Topological assignment:

◆/GROUP_NO_INTERF = grno,
  /SUPER_MAILLE = my,

These operands make it possible to describe the dynamic interface of the macroelement representing the behavior of the soil domain that is added to the structure model either by a supermesh of the model containing both the structure and this macroelement by the keyword SUPER_MAILLE, or by a group of nodes by the keyword GROUP_NO_INTERF, or by a group of nodes by the keyword if the physical interface coincides with the modal dynamic interface.

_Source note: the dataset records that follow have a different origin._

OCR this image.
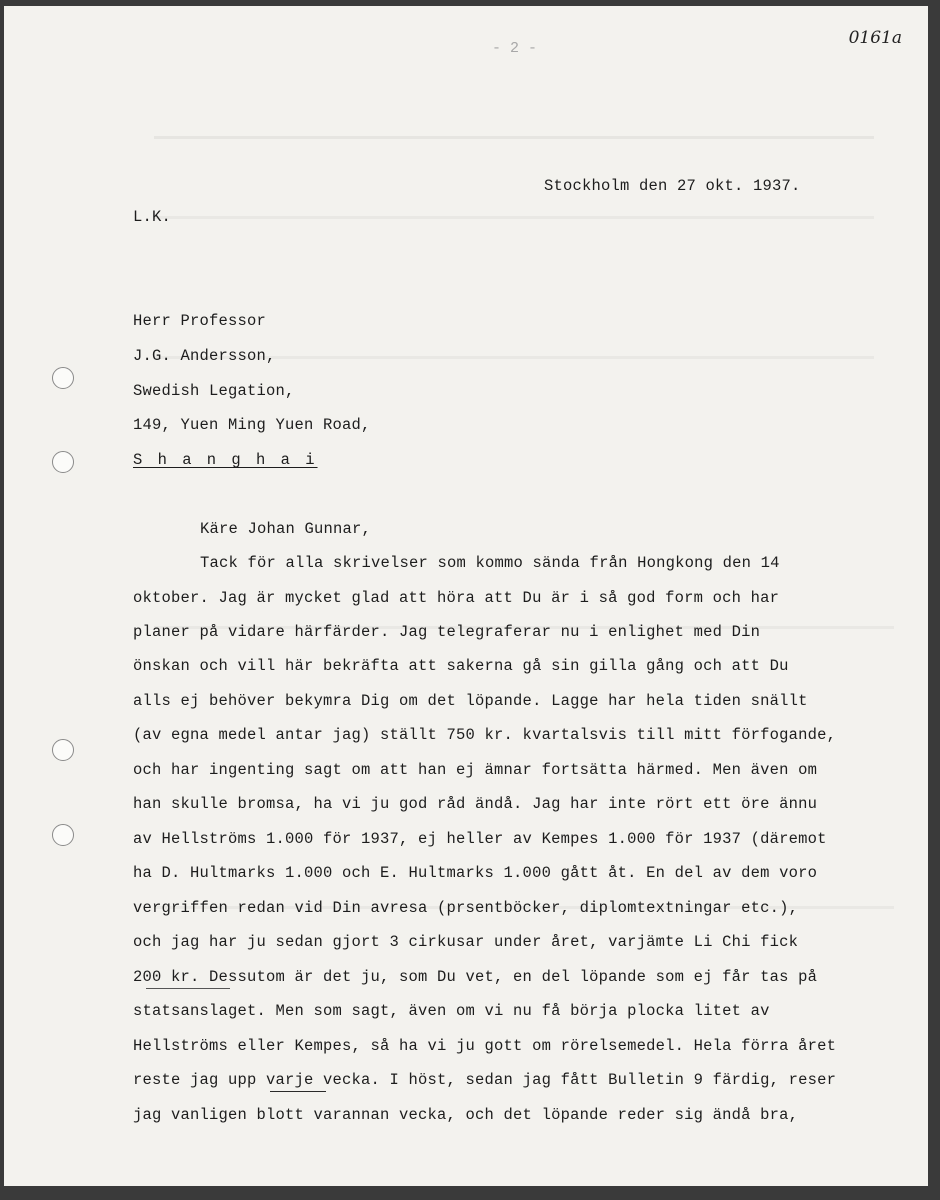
- 2 -
0161a
Stockholm den 27 okt. 1937.
L.K.
Herr Professor
J.G. Andersson,
Swedish Legation,
149, Yuen Ming Yuen Road,
S h a n g h a i
Käre Johan Gunnar,
Tack för alla skrivelser som kommo sända från Hongkong den 14
oktober. Jag är mycket glad att höra att Du är i så god form och har
planer på vidare härfärder. Jag telegraferar nu i enlighet med Din
önskan och vill här bekräfta att sakerna gå sin gilla gång och att Du
alls ej behöver bekymra Dig om det löpande. Lagge har hela tiden snällt
(av egna medel antar jag) ställt 750 kr. kvartalsvis till mitt förfogande,
och har ingenting sagt om att han ej ämnar fortsätta härmed. Men även om
han skulle bromsa, ha vi ju god råd ändå. Jag har inte rört ett öre ännu
av Hellströms 1.000 för 1937, ej heller av Kempes 1.000 för 1937 (däremot
ha D. Hultmarks 1.000 och E. Hultmarks 1.000 gått åt. En del av dem voro
vergriffen redan vid Din avresa (prsentböcker, diplomtextningar etc.),
och jag har ju sedan gjort 3 cirkusar under året, varjämte Li Chi fick
200 kr. Dessutom är det ju, som Du vet, en del löpande som ej får tas på
statsanslaget. Men som sagt, även om vi nu få börja plocka litet av
Hellströms eller Kempes, så ha vi ju gott om rörelsemedel. Hela förra året
reste jag upp varje vecka. I höst, sedan jag fått Bulletin 9 färdig, reser
jag vanligen blott varannan vecka, och det löpande reder sig ändå bra,
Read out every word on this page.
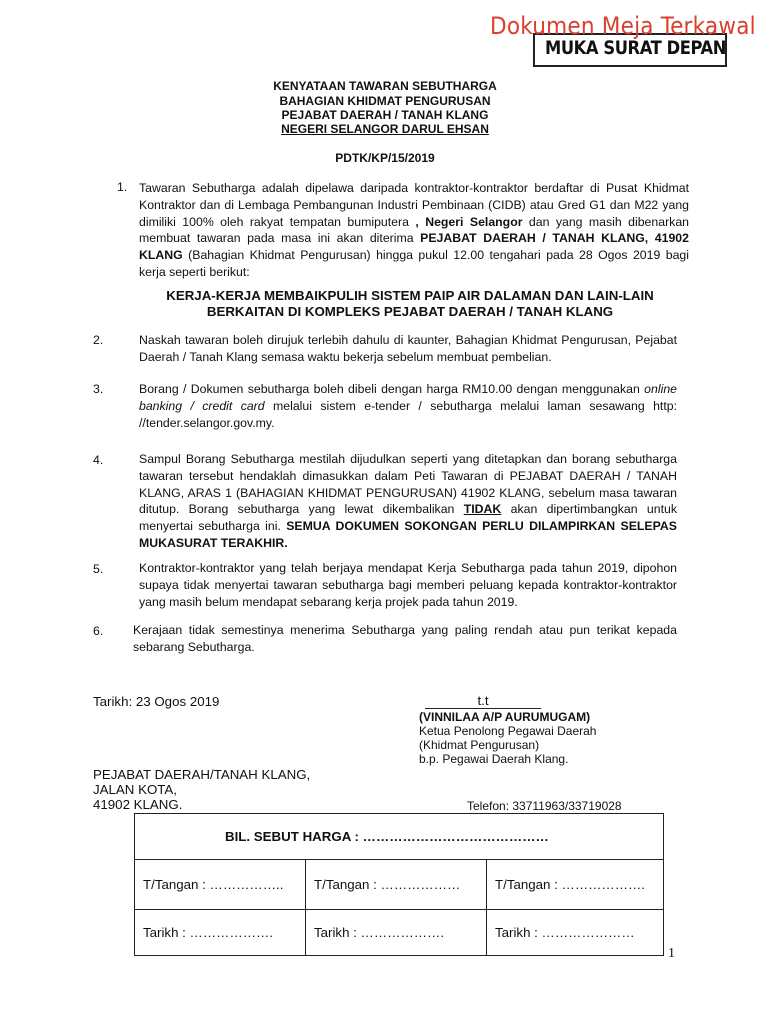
Dokumen Meja Terkawal
MUKA SURAT DEPAN
KENYATAAN TAWARAN SEBUTHARGA
BAHAGIAN KHIDMAT PENGURUSAN
PEJABAT DAERAH / TANAH KLANG
NEGERI SELANGOR DARUL EHSAN
PDTK/KP/15/2019
1. Tawaran Sebutharga adalah dipelawa daripada kontraktor-kontraktor berdaftar di Pusat Khidmat Kontraktor dan di Lembaga Pembangunan Industri Pembinaan (CIDB) atau Gred G1 dan M22 yang dimiliki 100% oleh rakyat tempatan bumiputera , Negeri Selangor dan yang masih dibenarkan membuat tawaran pada masa ini akan diterima PEJABAT DAERAH / TANAH KLANG, 41902 KLANG (Bahagian Khidmat Pengurusan) hingga pukul 12.00 tengahari pada 28 Ogos 2019 bagi kerja seperti berikut:
KERJA-KERJA MEMBAIKPULIH SISTEM PAIP AIR DALAMAN DAN LAIN-LAIN
BERKAITAN DI KOMPLEKS PEJABAT DAERAH / TANAH KLANG
2.	Naskah tawaran boleh dirujuk terlebih dahulu di kaunter, Bahagian Khidmat Pengurusan, Pejabat Daerah / Tanah Klang semasa waktu bekerja sebelum membuat pembelian.
3.	Borang / Dokumen sebutharga boleh dibeli dengan harga RM10.00 dengan menggunakan online banking / credit card melalui sistem e-tender / sebutharga melalui laman sesawang http: //tender.selangor.gov.my.
4.	Sampul Borang Sebutharga mestilah dijudulkan seperti yang ditetapkan dan borang sebutharga tawaran tersebut hendaklah dimasukkan dalam Peti Tawaran di PEJABAT DAERAH / TANAH KLANG, ARAS 1 (BAHAGIAN KHIDMAT PENGURUSAN) 41902 KLANG, sebelum masa tawaran ditutup. Borang sebutharga yang lewat dikembalikan TIDAK akan dipertimbangkan untuk menyertai sebutharga ini. SEMUA DOKUMEN SOKONGAN PERLU DILAMPIRKAN SELEPAS MUKASURAT TERAKHIR.
5.	Kontraktor-kontraktor yang telah berjaya mendapat Kerja Sebutharga pada tahun 2019, dipohon supaya tidak menyertai tawaran sebutharga bagi memberi peluang kepada kontraktor-kontraktor yang masih belum mendapat sebarang kerja projek pada tahun 2019.
6. Kerajaan tidak semestinya menerima Sebutharga yang paling rendah atau pun terikat kepada sebarang Sebutharga.
Tarikh: 23 Ogos 2019	t.t
(VINNILAA A/P AURUMUGAM)
Ketua Penolong Pegawai Daerah
(Khidmat Pengurusan)
b.p. Pegawai Daerah Klang.
PEJABAT DAERAH/TANAH KLANG,
JALAN KOTA,
41902 KLANG.	Telefon: 33711963/33719028
BIL. SEBUT HARGA : ……………………………………		
T/Tangan : ……………..	T/Tangan : ………………	T/Tangan : ……………….
Tarikh : ……………….	Tarikh : ……………….	Tarikh : …………………
1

◆ | UNITE_RESU_MASS = unit,
  | UNITE_RESU_RIGI = unit,
  | UNITE_RESU_AMOR = unit,

These operands make it possible to introduce the temporal evolutions of the contributions in stiffness, mass and damping of the ground impedance in the form of logic units.

◇ TYPE =/"BINAIRE ",
         /"ASCII" (by default)

This operand makes it possible to introduce the common writing format (“ASCII” or “BINAIRE”) of the temporal evolutions of the contributions in stiffness, mass and damping of the ground impedance entered in the form of logical units by the previous operands UNITE_RESU_ *. The operand value must be consistent with the value entered in operand TYPE_FICHIER_TEMPS when calculating the option TYPE_RESU =” FICHIER_TEMPS “by CALC_MISS.

◇ UNITE_RESU_FORC

This operand makes it possible to introduce, if it exists and in the form of a logical unit, the temporal evolution of seismic forces, assigned to the dynamic interface of the macro-element representing the behavior of the ground domain that is added to the structure model.

◇ NB_PAS_TRONCATURE = int,

This operand makes it possible to introduce (if present) a truncation of the calculation of the contribution to the second member of the ground force in DYNA_NON_LINE. This truncation takes place on the basis of the displacement fields stored at the preceding moments. Following tests, we realize that it is often enough to truncate the sum over the last 50 to 100 steps of time instead of making the full sum over all the previous stored moments, which is the default option. It is therefore advisable to use as a practical value the integer value of the maximum between 50 and a tenth of the total number of stored time steps.